第一百四十章 酒瘋(1/2)
太子府里,宮燈通明,美不堪言。
趙煜琪一身黑色華美長袍,獨自一人坐在後院的涼亭之上,桌上雖放著幾壇清酒,可誰知,地上已經盡數酒罐。不過他依舊沒有醉,在這冰冷的夜晚裡,腦袋不知為何異常清醒。
他歷來很少穿著黑衣,因為除卻黃色,唯獨紫色最為高貴,黃色是父皇專屬,他目前還沒有資格享用,但他確實偏愛紫色,所有的衣物幾乎都是紫袍。
可今晚,他覺得只有黑色,才能掩蓋住他的挫敗,才能捂住他疼得血淋淋的傷口。眼看就要得手了,眼看萱兒就是他的了,卻被人硬生生的搶走了。而這個人還是他曾一度疼愛的兄弟。
他不知道自己是怎麼回府的,此刻,身邊伺候的人全都被他捏走了,包括張正權,他不想見到任何人。
他怒,他恨,他痛,極了,知道嗎?他是太子,他要風得風,要雨得雨,為什麼卻得不到一個想要的女人。
他很想派兵去圍剿老七的王府,但是他手腳發顫,嘴巴愣是說不出一句話來,連動作都變得如此遲鈍。他怕,怕見到不該見到的場面,怕她眾目睽睽之下無地自容,更怕她身子虛弱毒發嚴重,被他攪和後,忍不住刺傷自己。
趙煜琪,你不該這樣,你不能這樣的。一個女人而已,一個女人而已!!
不,世間只有一個萱兒,失去了就再也尋不回來了。
他的內心在不停地掙扎,卻不想這樣的掙扎就如同陷進了泥潭,越是抗拒,便越陷得深,最終會將他淹沒。
想到這,趙煜琪猛地站起,將手中的酒罐陰戾地扔到地上,「嘭」的一聲,瓷碎和液體飛灑滿地。
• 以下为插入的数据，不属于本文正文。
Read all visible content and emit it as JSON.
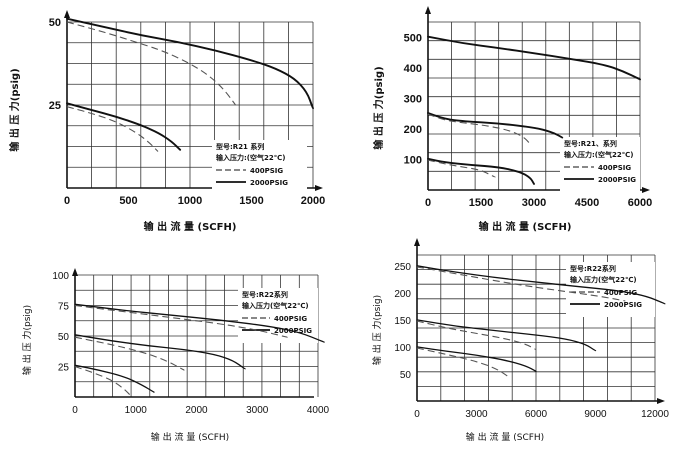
{
  "chart_data": [
    {
      "type": "line",
      "xlabel": "输 出 流 量 (SCFH)",
      "ylabel": "输 出 压 力(psig)",
      "xlim": [
        0,
        2000
      ],
      "ylim": [
        0,
        50
      ],
      "xticks": [
        0,
        500,
        1000,
        1500,
        2000
      ],
      "yticks": [
        25,
        50
      ],
      "grid": true,
      "legend": {
        "position": "right-middle",
        "model": "型号:R21 系列",
        "inlet": "输入压力:(空气22℃)",
        "entries": [
          "400PSIG",
          "2000PSIG"
        ]
      },
      "series": [
        {
          "name": "2000PSIG",
          "supply": 50,
          "style": "solid",
          "x": [
            0,
            300,
            600,
            900,
            1200,
            1500,
            1700,
            1850,
            1950,
            2000
          ],
          "y": [
            51,
            48.5,
            46,
            44,
            41.5,
            38.5,
            36,
            33,
            29,
            24
          ]
        },
        {
          "name": "400PSIG",
          "supply": 50,
          "style": "dashed",
          "x": [
            0,
            300,
            600,
            800,
            1000,
            1150,
            1270,
            1370
          ],
          "y": [
            50,
            47,
            43.5,
            41,
            37.5,
            34,
            30,
            25
          ]
        },
        {
          "name": "2000PSIG",
          "supply": 25,
          "style": "solid",
          "x": [
            0,
            200,
            400,
            600,
            750,
            850,
            920
          ],
          "y": [
            25.5,
            23.5,
            21.5,
            19,
            16.5,
            14,
            11.5
          ]
        },
        {
          "name": "400PSIG",
          "supply": 25,
          "style": "dashed",
          "x": [
            0,
            200,
            400,
            550,
            660,
            740
          ],
          "y": [
            24.5,
            22.5,
            20,
            17,
            14,
            11
          ]
        }
      ]
    },
    {
      "type": "line",
      "xlabel": "输 出 流 量 (SCFH)",
      "ylabel": "输 出 压 力(psig)",
      "xlim": [
        0,
        6000
      ],
      "ylim": [
        0,
        550
      ],
      "xticks": [
        0,
        1500,
        3000,
        4500,
        6000
      ],
      "yticks": [
        100,
        200,
        300,
        400,
        500
      ],
      "grid": true,
      "legend": {
        "position": "right-lower",
        "model": "型号:R21、系列",
        "inlet": "输入压力:(空气22℃)",
        "entries": [
          "400PSIG",
          "2000PSIG"
        ]
      },
      "series": [
        {
          "name": "2000PSIG",
          "supply": 500,
          "style": "solid",
          "x": [
            0,
            1000,
            2000,
            3000,
            4000,
            5000,
            5500,
            6000
          ],
          "y": [
            502,
            480,
            465,
            448,
            430,
            410,
            390,
            362
          ]
        },
        {
          "name": "2000PSIG",
          "supply": 250,
          "style": "solid",
          "x": [
            0,
            500,
            1000,
            2000,
            3000,
            3500,
            3800
          ],
          "y": [
            252,
            232,
            225,
            218,
            205,
            190,
            172
          ]
        },
        {
          "name": "400PSIG",
          "supply": 250,
          "style": "dashed",
          "x": [
            0,
            500,
            1000,
            1700,
            2300,
            2700,
            2900
          ],
          "y": [
            248,
            228,
            220,
            210,
            195,
            175,
            150
          ]
        },
        {
          "name": "2000PSIG",
          "supply": 100,
          "style": "solid",
          "x": [
            0,
            500,
            1200,
            2000,
            2600,
            2900,
            3000
          ],
          "y": [
            102,
            90,
            82,
            75,
            60,
            40,
            20
          ]
        },
        {
          "name": "400PSIG",
          "supply": 100,
          "style": "dashed",
          "x": [
            0,
            500,
            1000,
            1500,
            1750,
            1900
          ],
          "y": [
            98,
            85,
            75,
            65,
            50,
            42
          ]
        }
      ]
    },
    {
      "type": "line",
      "xlabel": "输 出 流 量 (SCFH)",
      "ylabel": "输 出 压 力(psig)",
      "xlim": [
        0,
        4000
      ],
      "ylim": [
        0,
        100
      ],
      "xticks": [
        0,
        1000,
        2000,
        3000,
        4000
      ],
      "yticks": [
        25,
        50,
        75,
        100
      ],
      "grid": true,
      "legend": {
        "position": "top-right",
        "model": "型号:R22系列",
        "inlet": "输入压力(空气22℃)",
        "entries": [
          "400PSIG",
          "2000PSIG"
        ]
      },
      "series": [
        {
          "name": "2000PSIG",
          "supply": 75,
          "style": "solid",
          "x": [
            0,
            800,
            1600,
            2400,
            3200,
            3700,
            4100
          ],
          "y": [
            76,
            71,
            67,
            63,
            58,
            53,
            45
          ]
        },
        {
          "name": "400PSIG",
          "supply": 75,
          "style": "dashed",
          "x": [
            0,
            800,
            1600,
            2400,
            3000,
            3500
          ],
          "y": [
            75,
            70,
            65,
            60,
            55,
            49
          ]
        },
        {
          "name": "2000PSIG",
          "supply": 50,
          "style": "solid",
          "x": [
            0,
            600,
            1200,
            1800,
            2300,
            2600,
            2800
          ],
          "y": [
            51,
            46,
            42,
            39,
            35,
            30,
            23
          ]
        },
        {
          "name": "400PSIG",
          "supply": 50,
          "style": "dashed",
          "x": [
            0,
            600,
            1100,
            1500,
            1800
          ],
          "y": [
            49,
            43,
            37,
            30,
            22
          ]
        },
        {
          "name": "2000PSIG",
          "supply": 25,
          "style": "solid",
          "x": [
            0,
            400,
            800,
            1100,
            1300
          ],
          "y": [
            26,
            22,
            17,
            10,
            4
          ]
        },
        {
          "name": "400PSIG",
          "supply": 25,
          "style": "dashed",
          "x": [
            0,
            300,
            600,
            800,
            900
          ],
          "y": [
            25,
            20,
            14,
            7,
            2
          ]
        }
      ]
    },
    {
      "type": "line",
      "xlabel": "输 出 流 量 (SCFH)",
      "ylabel": "输 出 压 力(psig)",
      "xlim": [
        0,
        12000
      ],
      "ylim": [
        0,
        270
      ],
      "xticks": [
        0,
        3000,
        6000,
        9000,
        12000
      ],
      "yticks": [
        50,
        100,
        150,
        200,
        250
      ],
      "grid": true,
      "legend": {
        "position": "top-right",
        "model": "型号:R22系列",
        "inlet": "输入压力(空气22℃)",
        "entries": [
          "400PSIG",
          "2000PSIG"
        ]
      },
      "series": [
        {
          "name": "2000PSIG",
          "supply": 250,
          "style": "solid",
          "x": [
            0,
            2000,
            4000,
            6000,
            8000,
            10000,
            11500,
            12500
          ],
          "y": [
            250,
            238,
            228,
            220,
            212,
            205,
            195,
            180
          ]
        },
        {
          "name": "400PSIG",
          "supply": 250,
          "style": "dashed",
          "x": [
            0,
            2000,
            4000,
            6000,
            8000,
            9500,
            10500
          ],
          "y": [
            248,
            235,
            222,
            210,
            200,
            192,
            185
          ]
        },
        {
          "name": "2000PSIG",
          "supply": 150,
          "style": "solid",
          "x": [
            0,
            2000,
            4000,
            6000,
            7500,
            8500,
            9000
          ],
          "y": [
            150,
            138,
            130,
            122,
            115,
            105,
            93
          ]
        },
        {
          "name": "400PSIG",
          "supply": 150,
          "style": "dashed",
          "x": [
            0,
            1500,
            3000,
            4500,
            5500,
            6000
          ],
          "y": [
            148,
            135,
            125,
            115,
            105,
            95
          ]
        },
        {
          "name": "2000PSIG",
          "supply": 100,
          "style": "solid",
          "x": [
            0,
            1500,
            3000,
            4500,
            5500,
            6000
          ],
          "y": [
            100,
            92,
            85,
            75,
            65,
            55
          ]
        },
        {
          "name": "400PSIG",
          "supply": 100,
          "style": "dashed",
          "x": [
            0,
            1000,
            2000,
            3000,
            4000,
            4600
          ],
          "y": [
            98,
            90,
            82,
            73,
            60,
            45
          ]
        }
      ]
    }
  ]
}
「殿下!」星疏代替了星明,是今晚的暗衛,他翩然而至,落在趙煜琪的身後,單膝跪下。
「何事?」趙煜琪微醉,搖晃著頭轉過身來,狹長的鳳眼迷離地盯著星疏,語氣十分的冷沉和不耐。
「舅國公府傳來消息,池墨郡主被人下藥了,反應激烈,恐怕……」話還沒說完,星疏迎著他的目光說不下去了,因為接下來的事情會是什麼,不言而喻。
中了這樣的毒,沒有男人,她只怕會死。但是怎麼說她也是林家眾星捧月出來的女兒,價值還沒出來,肯定不想她就這麼死去,那麼就只有一個辦法可以解決,送來太子府,讓殿下給她解毒。
這不但解了毒,保存了面子,還促成了這一樁婚事,這絕對是林家甚至皇后娘娘所期待的。
因為,在林家看來,這本就是理所應當的,因為林池墨一早就是皇后娘娘認準了的太子妃,不過因為兩當事人都無心對方,而耽擱了下來。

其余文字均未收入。